More demands for servicing

Bonczynski said though the number of deals transferred to special servicing were not as many as she expected so far, there were still a significant amount of loans coming to the third-party servicer in past months.

“We have seen an uptick [in loans coming into special servicing]. I guess I had expected it to be more at this point with where interest rates are today, but I do think it’s coming and I think the consensus is everyone’s preparing for [loans] coming down the pipeline here,” she said.

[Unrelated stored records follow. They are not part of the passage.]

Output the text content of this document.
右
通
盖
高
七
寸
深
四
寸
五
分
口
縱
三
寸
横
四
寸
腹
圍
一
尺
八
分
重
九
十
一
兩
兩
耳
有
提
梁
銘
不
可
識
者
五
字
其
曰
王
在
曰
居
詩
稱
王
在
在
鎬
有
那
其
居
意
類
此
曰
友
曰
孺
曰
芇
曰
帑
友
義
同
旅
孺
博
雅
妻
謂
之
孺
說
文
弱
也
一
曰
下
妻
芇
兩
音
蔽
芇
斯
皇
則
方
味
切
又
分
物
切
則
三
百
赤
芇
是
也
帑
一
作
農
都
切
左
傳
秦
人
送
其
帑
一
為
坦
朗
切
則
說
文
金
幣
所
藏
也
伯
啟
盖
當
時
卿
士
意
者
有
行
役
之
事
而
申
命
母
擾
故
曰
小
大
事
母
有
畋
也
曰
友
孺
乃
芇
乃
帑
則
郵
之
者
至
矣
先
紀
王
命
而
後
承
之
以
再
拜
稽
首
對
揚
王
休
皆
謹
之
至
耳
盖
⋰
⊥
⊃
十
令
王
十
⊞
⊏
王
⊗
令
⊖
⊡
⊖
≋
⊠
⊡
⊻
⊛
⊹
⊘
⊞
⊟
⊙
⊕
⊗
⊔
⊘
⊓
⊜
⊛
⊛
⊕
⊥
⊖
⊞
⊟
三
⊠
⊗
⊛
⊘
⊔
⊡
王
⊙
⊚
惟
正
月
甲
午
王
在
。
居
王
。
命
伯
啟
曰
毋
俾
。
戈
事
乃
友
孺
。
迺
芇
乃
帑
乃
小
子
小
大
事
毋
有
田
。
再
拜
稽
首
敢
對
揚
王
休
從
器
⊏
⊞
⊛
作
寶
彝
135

Bonczynski also added that office loans are seen disproportionally in special servicing. “We have seen some deals that have tipped over the last few months, [and] these are targeted towards office clearly, just with all of the office issues that are out there right now,” she said, adding that the sector is still suffering from the rising interest rates and low occupancy rate due to the lasting trend of working remotely.

Mount Street launched its US expansion in 2018 mainly to bring European clients’ business to the States, and its special servicing platform was not founded until 2021. “Fast forward two years later, we’re at $33 billion of assets under management in both primary servicing and special servicing,” Bonczynski said.

With a newly hired managing director in place to focus on client relations, Mount Street is seeking to develop businesses that target different loan situations.

Other than opportunities in performing asset management and construction loan administration, Bonczynski is also expecting to see more special assignments to support groups that are unstaffed or lack the expertise but want to enter the distressed commercial real estate loans space.

Speaking of client relations, Bonczynski said “the key is honestly communication,” adding that the servicer should talk to all parties and gather information beyond the numbers because each deal is different.

“You’re talking to market participants, you’re talking to brokers and trying to understand what the value is, you’re talking to leasing people to understand whether the tenants want to be in this area or they’re moving,” Bonczynski cited various aspects servicers should watch.

She also said that it’s crucial to give borrowers a good handle on value and an understanding of what they can fight for, though the valuation is still blurred due to a lack of transactions in the current market.

Looking ahead, Bonczynski expects to see more loans come through special servicing when borrowers are not able to refinance at maturity. “You will need to be able to either modify those loans or take them through special servicing in some way, shape or form, whether it’s a modification or foreclosure or something along those lines,” she said.